Merenre Nemtyemsaf I

Merenre Nemtyemsaf I (reigned 2287–2278 BC) was the fourth king of the Sixth Dynasty of Egypt. His nomen, theophorically referring to Nemty, was formerly read as Antyemsaf, a reading now known to be incorrect.


Merenre was a son of Pepi I and Ankhesenpepi I, and grandson of the female vizier Nebet and her spouse Khui.

While Merenre Nemtyemsaf was once believed to have served as a brief co-regent to his father Pepi I Meryre before ruling in his own right, the publication of the South Saqqara Stone annal document in 1995 by Vassil Dobrev and Michel Baud shows that Merenre directly succeeded his father in power with no interregnum or coregency. The badly damaged document preserves the record of Pepi I's final year—his 25th Count and proceeds immediately to the first year count of Merenre[1] Merenre shared his father's fascination with Nubia and continued to explore deep into the region. He also began a process of royal consolidation, appointing Weni as the first governor of all of Upper Egypt and expanding the power of several other governors. While he was once assumed to have died at an early age, recent archaeological discoveries discount this theory. Two contemporary objects suggests that Merenre's reign lasted slightly more than a decade. The South Saqqara Stone Annals preserves his Year after the 2nd Count[2] whereas Merenre's Year after the 5th Count (Year 10 if the count was biennial) is attested in a quarry inscription from Hatnub Inscription No.6, according to Anthony Spalinger.[3]

The same South Saqqara Stone – which was created during Pepi II's reign – credits Merenre with a minimum reign of 11 to 13 years, however (based on a strictly biennial count), which would increase Merenre's reign length from the more traditional figure of 5 to 6 years.[4] The British Egyptologists Ian Shaw and Paul Nicholson in a 1995 book raised Merenre I's reign from the traditional 6 year figure to 9 years.[5] However, they were unaware of the contents of the South Saqqara Stone which was published in the same year by Baud & Dobrev and shows that Merenre had a minimum reign of 11 years with no co-regency with his father, Pepi I. One must note that cattle counts were not always biennial; for example, 18 had been performed by the 30th year of Pepi I's reign. It is therefore entirely possible that Merenre ruled for fewer than 11 years.

Sixth dynasty royal seals and stone blocks found at Saqqara demonstrate that Merenre's aunt, Queen Ankhesenpepi II, was the wife of both Pepi I and then Merenre himself. Since the South Saqqara Stone shows Merenre's reign intervened between Pepi I and Pepi II and lasted for a minimum of slightly over a decade, this indirectly indicates that Merenre I was actually Pepi II's father, rather than Pepi I as was traditionally assumed. Merenre's daughter was Ankhesenpepi III, the future wife of Pepi II.

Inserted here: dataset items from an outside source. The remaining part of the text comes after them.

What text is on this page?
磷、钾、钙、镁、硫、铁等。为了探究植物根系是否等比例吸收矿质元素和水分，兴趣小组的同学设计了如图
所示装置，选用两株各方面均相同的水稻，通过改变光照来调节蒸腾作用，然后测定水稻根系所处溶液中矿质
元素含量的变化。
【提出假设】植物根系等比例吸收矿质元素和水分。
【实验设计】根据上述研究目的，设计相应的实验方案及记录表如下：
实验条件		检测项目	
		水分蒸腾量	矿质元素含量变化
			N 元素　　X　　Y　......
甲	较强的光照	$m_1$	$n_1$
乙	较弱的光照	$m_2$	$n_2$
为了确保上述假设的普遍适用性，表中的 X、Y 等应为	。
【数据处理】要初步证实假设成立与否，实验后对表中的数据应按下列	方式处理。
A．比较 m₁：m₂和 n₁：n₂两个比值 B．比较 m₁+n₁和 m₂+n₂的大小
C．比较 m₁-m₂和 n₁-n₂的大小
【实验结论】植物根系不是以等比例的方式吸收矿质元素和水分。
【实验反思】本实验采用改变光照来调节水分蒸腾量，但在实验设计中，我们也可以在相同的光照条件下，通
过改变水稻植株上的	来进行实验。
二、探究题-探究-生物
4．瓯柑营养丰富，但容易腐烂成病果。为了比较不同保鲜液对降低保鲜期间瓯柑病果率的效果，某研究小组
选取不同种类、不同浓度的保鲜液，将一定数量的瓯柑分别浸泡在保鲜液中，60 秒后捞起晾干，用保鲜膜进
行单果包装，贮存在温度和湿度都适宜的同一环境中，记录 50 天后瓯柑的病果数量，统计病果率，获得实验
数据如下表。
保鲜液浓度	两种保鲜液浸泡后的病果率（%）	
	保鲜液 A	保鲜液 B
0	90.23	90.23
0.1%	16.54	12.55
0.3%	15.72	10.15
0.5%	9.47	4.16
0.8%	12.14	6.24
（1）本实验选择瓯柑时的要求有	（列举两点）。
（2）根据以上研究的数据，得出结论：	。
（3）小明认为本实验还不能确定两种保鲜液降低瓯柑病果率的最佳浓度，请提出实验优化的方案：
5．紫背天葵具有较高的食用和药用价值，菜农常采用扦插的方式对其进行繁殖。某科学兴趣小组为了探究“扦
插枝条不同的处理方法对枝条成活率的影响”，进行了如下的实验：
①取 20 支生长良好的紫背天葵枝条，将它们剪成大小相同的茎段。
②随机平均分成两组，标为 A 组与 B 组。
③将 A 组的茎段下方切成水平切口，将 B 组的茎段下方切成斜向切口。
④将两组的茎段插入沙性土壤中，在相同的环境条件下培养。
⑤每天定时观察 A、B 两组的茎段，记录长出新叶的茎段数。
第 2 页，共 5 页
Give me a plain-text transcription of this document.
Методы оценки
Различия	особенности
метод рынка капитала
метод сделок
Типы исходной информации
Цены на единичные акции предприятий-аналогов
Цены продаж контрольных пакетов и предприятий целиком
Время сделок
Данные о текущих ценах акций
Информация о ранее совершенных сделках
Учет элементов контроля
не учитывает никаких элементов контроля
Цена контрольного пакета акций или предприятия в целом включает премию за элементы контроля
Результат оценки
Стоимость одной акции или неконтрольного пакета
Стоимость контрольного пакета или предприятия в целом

The pyramid of Merenre was constructed during the Sixth Dynasty of Egypt at Saqqara 450 metres (1,480 ft) to the south-west of the pyramid of Pepi I and a similar distance to the pyramid of Djedkare.[6]


  1. ^ Michel Baud, Vassil Dobrev, De nouvelles annales de l'Ancien Empire égyptien. Une "Pierre de Palerme" pour la VIe dynastie, BIFAO 95 (1995), pp.23-92
  2. ^ Baud & Dobrev, BIFAO 95 (1995), pp.23-92
  3. ^ Anthony Spalinger, Dated Texts of the Old Kingdom, SAK 21 (1994), p.307
  4. ^ Baud & Dobrev, BIFAO 95 (1995), pp.23-92
  5. ^ Ian Shaw and Paul Nicholson, The Dictionary of Ancient Egypt, London, 1995, p.220
  6. ^ Kinnaer, Jacques. "The Pyramid of Merenre I". Accessed 20 September 2008.